Predicting Time to Cook, Arrive, and Deliver at Uber Eats

Interesting walk-through of Uber Eats’ time to delivery prediction models, built on top of its ML platform Michelangelo.

I particularly enjoyed this paragraph, highlighting how a lack of process and domain knowledge will come to bite even the smartest engineers:

Apparently, it’s not scientific to use 25 mins for all orders from that restaurant regardless whether eaters order 1 dish or 10 dishes - the same goes for the 5 min setting for all delivery partners’ travel time. As a result, it caused lots of confusion among all the partners, leading to problems such as the inability for eaters to track their food accurately, delivery partners extended waiting period at restaurants or restaurants having no idea where the delivery partner was while the food got cold.

Uber Eats Dispatch

No, Bayes does not like Mayor Pete

Andrew Gelman with an interesting example of Bayesian workflow in practice and the pitfalls of using implied betting market odds to estimate electability.

Predictions are hard, especially about the future.

Anomaly Detection Toolkit (ADTK)

This new library looks like a very robust way to do timeseries outlier and anomaly detection in Python. We’re looking forward to giving this a try on a project soon.

Anomaly Detection Toolkit (ADTK) is a Python package for unsupervised / rule-based time series anomaly detection.

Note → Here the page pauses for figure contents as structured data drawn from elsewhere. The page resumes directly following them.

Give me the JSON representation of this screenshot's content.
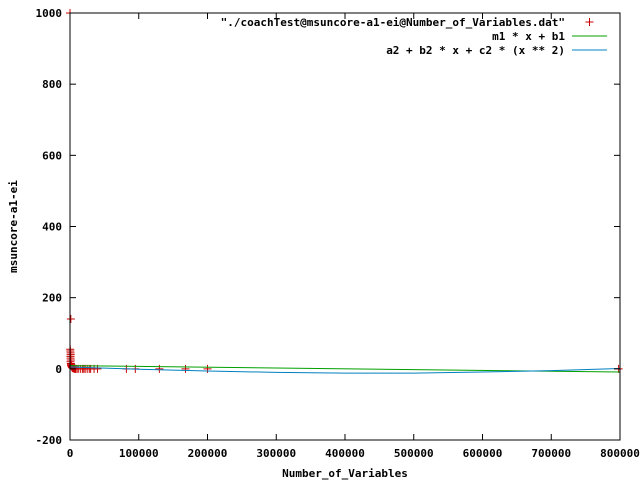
{
  "chart_data": {
    "type": "scatter",
    "xlabel": "Number_of_Variables",
    "ylabel": "msuncore-a1-ei",
    "xlim": [
      0,
      800000
    ],
    "ylim": [
      -200,
      1000
    ],
    "x_ticks": [
      {
        "value": 0,
        "label": "0"
      },
      {
        "value": 100000,
        "label": "100000"
      },
      {
        "value": 200000,
        "label": "200000"
      },
      {
        "value": 300000,
        "label": "300000"
      },
      {
        "value": 400000,
        "label": "400000"
      },
      {
        "value": 500000,
        "label": "500000"
      },
      {
        "value": 600000,
        "label": "600000"
      },
      {
        "value": 700000,
        "label": "700000"
      },
      {
        "value": 800000,
        "label": "800000"
      }
    ],
    "y_ticks": [
      {
        "value": -200,
        "label": "-200"
      },
      {
        "value": 0,
        "label": "0"
      },
      {
        "value": 200,
        "label": "200"
      },
      {
        "value": 400,
        "label": "400"
      },
      {
        "value": 600,
        "label": "600"
      },
      {
        "value": 800,
        "label": "800"
      },
      {
        "value": 1000,
        "label": "1000"
      }
    ],
    "grid": false,
    "legend_position": "top-right",
    "series": [
      {
        "name": "\"./coachTest@msuncore-a1-ei@Number_of_Variables.dat\"",
        "kind": "points",
        "marker": "+",
        "color": "#cc0000",
        "points": [
          [
            0,
            1000
          ],
          [
            1200,
            140
          ],
          [
            300,
            55
          ],
          [
            500,
            50
          ],
          [
            800,
            45
          ],
          [
            1000,
            40
          ],
          [
            600,
            35
          ],
          [
            900,
            30
          ],
          [
            1100,
            25
          ],
          [
            700,
            20
          ],
          [
            1300,
            15
          ],
          [
            1500,
            12
          ],
          [
            1600,
            10
          ],
          [
            2000,
            8
          ],
          [
            2500,
            6
          ],
          [
            3000,
            4
          ],
          [
            3500,
            3
          ],
          [
            4000,
            2
          ],
          [
            5000,
            1
          ],
          [
            6000,
            1
          ],
          [
            7000,
            0
          ],
          [
            8000,
            0
          ],
          [
            10000,
            0
          ],
          [
            12000,
            0
          ],
          [
            15000,
            0
          ],
          [
            18000,
            0
          ],
          [
            20000,
            0
          ],
          [
            22000,
            0
          ],
          [
            25000,
            0
          ],
          [
            28000,
            0
          ],
          [
            30000,
            0
          ],
          [
            35000,
            0
          ],
          [
            40000,
            0
          ],
          [
            82000,
            0
          ],
          [
            95000,
            0
          ],
          [
            130000,
            0
          ],
          [
            168000,
            0
          ],
          [
            200000,
            0
          ],
          [
            798000,
            0
          ]
        ]
      },
      {
        "name": "m1 * x + b1",
        "kind": "line",
        "color": "#00a000",
        "points": [
          [
            0,
            9
          ],
          [
            800000,
            -9
          ]
        ]
      },
      {
        "name": "a2 + b2 * x + c2 * (x ** 2)",
        "kind": "curve",
        "color": "#0080c0",
        "points": [
          [
            0,
            5
          ],
          [
            100000,
            -1
          ],
          [
            200000,
            -6
          ],
          [
            300000,
            -10
          ],
          [
            400000,
            -12
          ],
          [
            500000,
            -12
          ],
          [
            600000,
            -9
          ],
          [
            700000,
            -5
          ],
          [
            800000,
            1
          ]
        ]
      }
    ]
  }
}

This package offers a set of common detectors, transformers and aggregators with unified APIs, as well as pipe classes that connect them together into a model. It also provides some functions to process and visualize time series and anomaly events.

No More Gurus

Anything Morgan Housel writes is worth reading.

There is a difference between an expert, whose talent should always be celebrated, and a guru, whose bad ideas should never be questioned.

Does LA Actually Have More Vacant Units Than Homeless People? Our Mea Culpa

A rare retraction of a “data-driven” article on homelessness shows that proper data analysis is hard and requires rigorous methodology and solid domain knowledge if you want to make any plausible claims.

The post also includes some astounding numbers:

That figure — 70,545 homeless children — is alarming. Few of these children physically live on the street, but many of them do live in vehicles — typically considered the most common (and most undercounted) form of homelessness in Los Angeles.